À voir. "On sait bien tous que, même si Marine Le Pen se qualifie pour le second tour, l'après-2022 va être très compliqué", soupire un cadre du RN.

À l'appui de sa démonstration, le nombre de militants, en berne depuis plusieurs années, un parti dans le rouge (plus de 20 millions d'euros de dettes d'après Le Figaro) et des élections régionales et départementales catastrophiques, pourtant essentielles pour développer l'appareil du parti.

"Aujourd'hui, seuls 0,8% des conseillers municipaux sont au RN et le parti a perdu 44% de ses conseillers régionaux lors des dernières élections. Les militants, s'ils veulent espérer être élus doivent trouver une échappatoire", estime l'historien Nicolas Lebourg, spécialiste de l'extrême-droite, après de BFMTV.com.

"Le pari qu'on fait, c'est la reconstruction de la droite"

En face, le tableau est tout autre. Reconquête! revendique 85.000 adhésions - "Même au sommet de sa gloire et de sa dynamique le Front national n'a jamais réuni 90.000 adhérents", commente Marion Maréchal dans Le Figaro. Et malgré ses fondations, tout est à construire autour d'Éric Zemmour, notamment la structuration du mouvement qui passe par la création de postes de cadres.

Jérôme Rivière, placardisé au RN, est ainsi devenu le vice-président du parti, Gilbert Collard président d'honneur. Damien Rieu, lui, devrait suivre de très près la communication du candidat. Avec en ligne de mire l'après-présidentielle.

En meeting samedi dernier, le polémiste n'a d'ailleurs quasiment pas parlé de sa course à l'Élysée. "L'union des droites, c'est une immense aventure collective qui commence. C'est la plus grande recomposition politique des quarante dernières années", a-t-il assuré à la tribune. Parmi ses fidèles, on ne fait plus vraiment semblant.

"Le pari qu'on fait, c'est la reconstruction de la droite. On a une vision sur le long terme", explique ainsi Stanislas Rigault, le président de Génération Z à BFMTV.com.

Voir loin

Comprendre : faire rentrer des députés à l'Assemblée en juin prochain puis partir à la conquête d'élections locales. Jérôme Rivière rappelle opportunément le scénario qui s'est réalisé dans les années 1980 sur les terres cannoises - là où Eric Zemmour tenait son meeting samedi dernier.

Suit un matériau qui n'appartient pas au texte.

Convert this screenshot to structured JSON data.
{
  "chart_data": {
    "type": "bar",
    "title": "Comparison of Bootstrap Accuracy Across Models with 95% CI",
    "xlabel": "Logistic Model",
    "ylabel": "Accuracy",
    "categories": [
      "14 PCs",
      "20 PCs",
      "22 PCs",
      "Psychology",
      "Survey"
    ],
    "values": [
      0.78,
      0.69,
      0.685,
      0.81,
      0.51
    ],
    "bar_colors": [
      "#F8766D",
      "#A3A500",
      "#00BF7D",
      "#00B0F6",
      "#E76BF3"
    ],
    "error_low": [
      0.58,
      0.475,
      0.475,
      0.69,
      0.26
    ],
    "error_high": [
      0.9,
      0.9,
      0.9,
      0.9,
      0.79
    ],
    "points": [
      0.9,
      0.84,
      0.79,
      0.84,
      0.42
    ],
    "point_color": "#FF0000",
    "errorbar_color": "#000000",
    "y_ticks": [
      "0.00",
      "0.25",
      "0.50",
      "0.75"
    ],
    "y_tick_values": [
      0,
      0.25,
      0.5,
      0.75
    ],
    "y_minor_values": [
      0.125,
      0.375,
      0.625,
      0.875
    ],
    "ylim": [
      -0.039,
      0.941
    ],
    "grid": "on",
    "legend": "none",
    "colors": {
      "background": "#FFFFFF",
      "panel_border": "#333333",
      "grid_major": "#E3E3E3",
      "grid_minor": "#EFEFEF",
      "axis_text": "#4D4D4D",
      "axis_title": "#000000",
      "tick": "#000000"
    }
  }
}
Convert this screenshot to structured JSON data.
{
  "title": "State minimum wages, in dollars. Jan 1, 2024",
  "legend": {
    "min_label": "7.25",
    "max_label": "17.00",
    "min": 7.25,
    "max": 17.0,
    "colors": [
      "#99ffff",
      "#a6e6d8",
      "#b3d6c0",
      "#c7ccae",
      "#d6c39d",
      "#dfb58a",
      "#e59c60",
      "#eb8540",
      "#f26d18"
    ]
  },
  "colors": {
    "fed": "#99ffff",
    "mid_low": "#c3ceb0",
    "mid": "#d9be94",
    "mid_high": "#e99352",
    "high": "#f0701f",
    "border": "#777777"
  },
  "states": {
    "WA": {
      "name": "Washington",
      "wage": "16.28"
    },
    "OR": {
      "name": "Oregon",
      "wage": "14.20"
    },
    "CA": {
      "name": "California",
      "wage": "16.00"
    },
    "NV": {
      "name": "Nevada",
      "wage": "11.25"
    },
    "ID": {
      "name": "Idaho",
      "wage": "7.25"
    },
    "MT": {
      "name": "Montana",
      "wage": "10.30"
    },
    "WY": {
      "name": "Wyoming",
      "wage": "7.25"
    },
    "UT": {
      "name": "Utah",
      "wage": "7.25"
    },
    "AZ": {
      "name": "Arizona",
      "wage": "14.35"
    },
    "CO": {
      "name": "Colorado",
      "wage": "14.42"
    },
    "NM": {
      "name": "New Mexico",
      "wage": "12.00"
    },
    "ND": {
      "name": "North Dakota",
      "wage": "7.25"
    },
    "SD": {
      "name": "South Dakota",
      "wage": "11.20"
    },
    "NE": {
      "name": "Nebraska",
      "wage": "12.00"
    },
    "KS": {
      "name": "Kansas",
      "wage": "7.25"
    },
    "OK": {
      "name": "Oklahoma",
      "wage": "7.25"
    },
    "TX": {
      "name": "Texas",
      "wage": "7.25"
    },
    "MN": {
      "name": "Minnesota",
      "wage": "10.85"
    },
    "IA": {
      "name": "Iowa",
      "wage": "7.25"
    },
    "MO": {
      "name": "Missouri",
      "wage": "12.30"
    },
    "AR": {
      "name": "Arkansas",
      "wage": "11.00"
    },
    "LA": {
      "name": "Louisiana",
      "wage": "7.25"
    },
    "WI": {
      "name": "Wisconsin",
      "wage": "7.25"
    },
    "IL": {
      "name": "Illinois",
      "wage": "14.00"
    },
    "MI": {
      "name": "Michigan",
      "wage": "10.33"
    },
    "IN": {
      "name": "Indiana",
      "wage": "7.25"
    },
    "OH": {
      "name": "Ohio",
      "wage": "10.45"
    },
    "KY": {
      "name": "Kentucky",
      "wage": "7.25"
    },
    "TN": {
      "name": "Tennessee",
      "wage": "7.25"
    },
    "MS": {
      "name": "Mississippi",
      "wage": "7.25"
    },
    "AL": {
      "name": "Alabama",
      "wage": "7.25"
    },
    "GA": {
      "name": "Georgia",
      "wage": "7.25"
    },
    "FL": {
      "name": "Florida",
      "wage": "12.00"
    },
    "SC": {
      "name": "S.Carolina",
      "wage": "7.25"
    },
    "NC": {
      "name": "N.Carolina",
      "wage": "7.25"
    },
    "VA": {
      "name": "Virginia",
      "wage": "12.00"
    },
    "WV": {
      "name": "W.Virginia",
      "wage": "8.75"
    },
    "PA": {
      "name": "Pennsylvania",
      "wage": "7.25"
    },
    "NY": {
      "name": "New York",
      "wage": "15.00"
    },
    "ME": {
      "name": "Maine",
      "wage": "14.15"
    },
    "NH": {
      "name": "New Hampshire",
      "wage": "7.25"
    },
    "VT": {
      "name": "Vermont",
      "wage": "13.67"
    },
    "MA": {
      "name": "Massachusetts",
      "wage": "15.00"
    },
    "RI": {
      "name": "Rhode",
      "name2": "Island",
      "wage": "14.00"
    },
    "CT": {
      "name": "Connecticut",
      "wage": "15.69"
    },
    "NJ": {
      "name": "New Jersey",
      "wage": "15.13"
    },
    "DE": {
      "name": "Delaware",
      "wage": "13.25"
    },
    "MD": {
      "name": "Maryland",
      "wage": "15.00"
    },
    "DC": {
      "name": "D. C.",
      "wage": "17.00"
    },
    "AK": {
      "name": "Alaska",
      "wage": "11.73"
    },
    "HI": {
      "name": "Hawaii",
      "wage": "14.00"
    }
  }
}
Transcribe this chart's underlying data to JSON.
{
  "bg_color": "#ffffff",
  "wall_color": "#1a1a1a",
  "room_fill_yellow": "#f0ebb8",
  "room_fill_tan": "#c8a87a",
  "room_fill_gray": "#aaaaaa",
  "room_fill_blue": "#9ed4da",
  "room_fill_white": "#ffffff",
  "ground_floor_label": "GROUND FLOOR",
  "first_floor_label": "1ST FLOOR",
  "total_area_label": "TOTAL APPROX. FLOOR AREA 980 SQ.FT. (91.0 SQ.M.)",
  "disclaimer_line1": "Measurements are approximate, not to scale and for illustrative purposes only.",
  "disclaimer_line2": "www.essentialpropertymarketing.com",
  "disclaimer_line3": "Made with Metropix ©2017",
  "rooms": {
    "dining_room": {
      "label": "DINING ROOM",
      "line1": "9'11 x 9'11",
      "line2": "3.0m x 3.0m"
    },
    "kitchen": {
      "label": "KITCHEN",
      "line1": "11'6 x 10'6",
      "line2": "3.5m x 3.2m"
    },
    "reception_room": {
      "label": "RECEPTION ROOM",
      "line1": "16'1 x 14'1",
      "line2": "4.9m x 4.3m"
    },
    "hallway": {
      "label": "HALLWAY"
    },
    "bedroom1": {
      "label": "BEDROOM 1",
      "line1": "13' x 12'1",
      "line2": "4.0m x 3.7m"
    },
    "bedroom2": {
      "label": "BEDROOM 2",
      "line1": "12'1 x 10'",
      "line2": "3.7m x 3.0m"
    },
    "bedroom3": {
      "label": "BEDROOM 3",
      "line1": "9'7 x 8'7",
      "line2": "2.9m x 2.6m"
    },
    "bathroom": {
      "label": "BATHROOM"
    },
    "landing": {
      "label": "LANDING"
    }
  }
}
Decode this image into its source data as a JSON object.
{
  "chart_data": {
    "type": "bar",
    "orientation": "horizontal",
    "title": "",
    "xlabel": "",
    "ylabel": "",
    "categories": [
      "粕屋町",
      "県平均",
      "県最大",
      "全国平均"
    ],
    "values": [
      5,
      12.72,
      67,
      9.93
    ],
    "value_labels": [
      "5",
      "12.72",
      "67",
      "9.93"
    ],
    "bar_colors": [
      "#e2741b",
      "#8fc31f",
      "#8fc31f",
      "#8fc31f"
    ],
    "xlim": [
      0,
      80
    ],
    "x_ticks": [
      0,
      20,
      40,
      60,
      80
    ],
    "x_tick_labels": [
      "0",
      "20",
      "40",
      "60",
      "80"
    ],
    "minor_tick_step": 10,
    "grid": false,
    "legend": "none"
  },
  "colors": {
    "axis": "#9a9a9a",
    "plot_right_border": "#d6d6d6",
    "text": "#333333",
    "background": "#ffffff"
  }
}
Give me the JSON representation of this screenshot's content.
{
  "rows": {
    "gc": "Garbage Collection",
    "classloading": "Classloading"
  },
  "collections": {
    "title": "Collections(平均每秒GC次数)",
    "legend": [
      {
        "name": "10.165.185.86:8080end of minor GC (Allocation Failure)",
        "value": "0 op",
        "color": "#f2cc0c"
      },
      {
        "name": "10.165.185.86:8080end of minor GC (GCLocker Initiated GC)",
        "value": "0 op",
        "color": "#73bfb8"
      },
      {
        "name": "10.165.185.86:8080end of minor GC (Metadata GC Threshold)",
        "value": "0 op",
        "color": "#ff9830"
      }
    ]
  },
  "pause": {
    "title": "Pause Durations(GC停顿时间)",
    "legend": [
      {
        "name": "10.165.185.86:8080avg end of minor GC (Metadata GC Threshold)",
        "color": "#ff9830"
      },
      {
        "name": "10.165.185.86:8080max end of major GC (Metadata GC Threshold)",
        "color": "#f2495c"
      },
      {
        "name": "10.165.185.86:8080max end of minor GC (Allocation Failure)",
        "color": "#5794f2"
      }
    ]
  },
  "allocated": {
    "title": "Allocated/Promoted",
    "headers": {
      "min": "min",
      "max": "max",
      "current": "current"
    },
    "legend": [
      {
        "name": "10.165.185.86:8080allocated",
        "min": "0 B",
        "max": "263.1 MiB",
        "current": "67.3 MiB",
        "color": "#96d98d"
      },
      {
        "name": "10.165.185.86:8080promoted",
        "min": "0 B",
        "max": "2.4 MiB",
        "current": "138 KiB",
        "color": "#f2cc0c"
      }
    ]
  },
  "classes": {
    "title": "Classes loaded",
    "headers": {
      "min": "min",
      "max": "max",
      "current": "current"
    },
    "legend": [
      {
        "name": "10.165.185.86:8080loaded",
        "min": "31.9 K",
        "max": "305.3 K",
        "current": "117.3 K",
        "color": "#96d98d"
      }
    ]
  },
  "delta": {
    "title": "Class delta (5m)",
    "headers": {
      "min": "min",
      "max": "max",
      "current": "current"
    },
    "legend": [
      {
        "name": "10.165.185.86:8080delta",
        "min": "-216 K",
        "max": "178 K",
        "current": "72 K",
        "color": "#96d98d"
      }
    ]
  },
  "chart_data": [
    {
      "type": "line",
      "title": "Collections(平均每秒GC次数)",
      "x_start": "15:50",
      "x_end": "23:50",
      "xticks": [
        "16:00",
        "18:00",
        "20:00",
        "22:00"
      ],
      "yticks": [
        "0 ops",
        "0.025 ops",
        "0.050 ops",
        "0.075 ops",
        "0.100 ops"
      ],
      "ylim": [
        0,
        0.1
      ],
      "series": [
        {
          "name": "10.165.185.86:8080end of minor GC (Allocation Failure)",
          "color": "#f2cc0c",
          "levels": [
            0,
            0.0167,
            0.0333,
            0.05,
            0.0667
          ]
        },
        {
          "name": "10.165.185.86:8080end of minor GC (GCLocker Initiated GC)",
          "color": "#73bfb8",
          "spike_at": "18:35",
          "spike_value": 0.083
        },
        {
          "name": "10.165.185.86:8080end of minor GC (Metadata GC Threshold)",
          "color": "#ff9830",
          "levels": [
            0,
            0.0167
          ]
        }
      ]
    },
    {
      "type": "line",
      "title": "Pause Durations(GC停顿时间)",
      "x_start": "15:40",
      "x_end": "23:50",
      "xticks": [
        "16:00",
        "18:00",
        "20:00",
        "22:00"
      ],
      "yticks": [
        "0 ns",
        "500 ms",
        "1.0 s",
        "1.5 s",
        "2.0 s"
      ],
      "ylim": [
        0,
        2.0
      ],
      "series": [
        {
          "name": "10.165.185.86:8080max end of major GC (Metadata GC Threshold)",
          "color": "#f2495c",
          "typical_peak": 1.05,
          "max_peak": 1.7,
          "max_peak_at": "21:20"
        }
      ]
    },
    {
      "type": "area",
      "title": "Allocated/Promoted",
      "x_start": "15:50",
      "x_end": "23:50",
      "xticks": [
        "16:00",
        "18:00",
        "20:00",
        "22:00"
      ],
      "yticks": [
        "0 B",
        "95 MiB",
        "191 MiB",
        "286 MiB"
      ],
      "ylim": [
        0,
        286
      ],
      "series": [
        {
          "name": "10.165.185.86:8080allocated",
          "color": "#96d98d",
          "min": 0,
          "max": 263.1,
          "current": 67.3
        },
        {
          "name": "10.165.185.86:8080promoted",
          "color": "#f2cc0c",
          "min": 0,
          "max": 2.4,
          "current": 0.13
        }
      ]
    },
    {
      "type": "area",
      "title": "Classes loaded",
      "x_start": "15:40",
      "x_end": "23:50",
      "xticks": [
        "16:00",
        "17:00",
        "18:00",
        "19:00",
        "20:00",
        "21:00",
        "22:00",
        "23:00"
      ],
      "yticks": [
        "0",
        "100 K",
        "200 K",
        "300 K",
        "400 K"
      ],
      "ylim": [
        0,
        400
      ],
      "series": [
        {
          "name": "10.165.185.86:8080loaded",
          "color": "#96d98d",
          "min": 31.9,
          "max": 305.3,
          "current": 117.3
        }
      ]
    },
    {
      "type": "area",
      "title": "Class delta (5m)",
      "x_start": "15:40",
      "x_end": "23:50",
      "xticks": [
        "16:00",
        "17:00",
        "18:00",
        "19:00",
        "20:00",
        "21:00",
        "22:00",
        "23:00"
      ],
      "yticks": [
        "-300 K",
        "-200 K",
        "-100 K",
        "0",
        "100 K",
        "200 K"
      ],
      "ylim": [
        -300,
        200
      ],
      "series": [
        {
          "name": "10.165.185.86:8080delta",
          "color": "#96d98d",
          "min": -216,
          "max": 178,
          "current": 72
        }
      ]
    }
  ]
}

"Le lieu est symbolique pour l'union des droites. Jean-Claude Gaudin, aux élections régionales (le futur maire de Marseille était élu sous les couleurs du RPR), a accepté les voix du FN et deux ans plus tard, Yann Piat est la seule députée du FN qui a réélue grâce à un accord entre l'UDF et le RPR", explique le député européen à Libération.

"Il y a une maison à construire, des élections à gagner", estime encore Nicolas Lebourg. "Même si Marine Le Pen se qualifie au second tour et fait un score honorable, elle aura déjà tenté sa chance trois fois. Et personne ne voit Éric Zemmour s'intéresser à la vie de son parti pendant 5 ans." Offrant ainsi un boulevard aux ambitieux.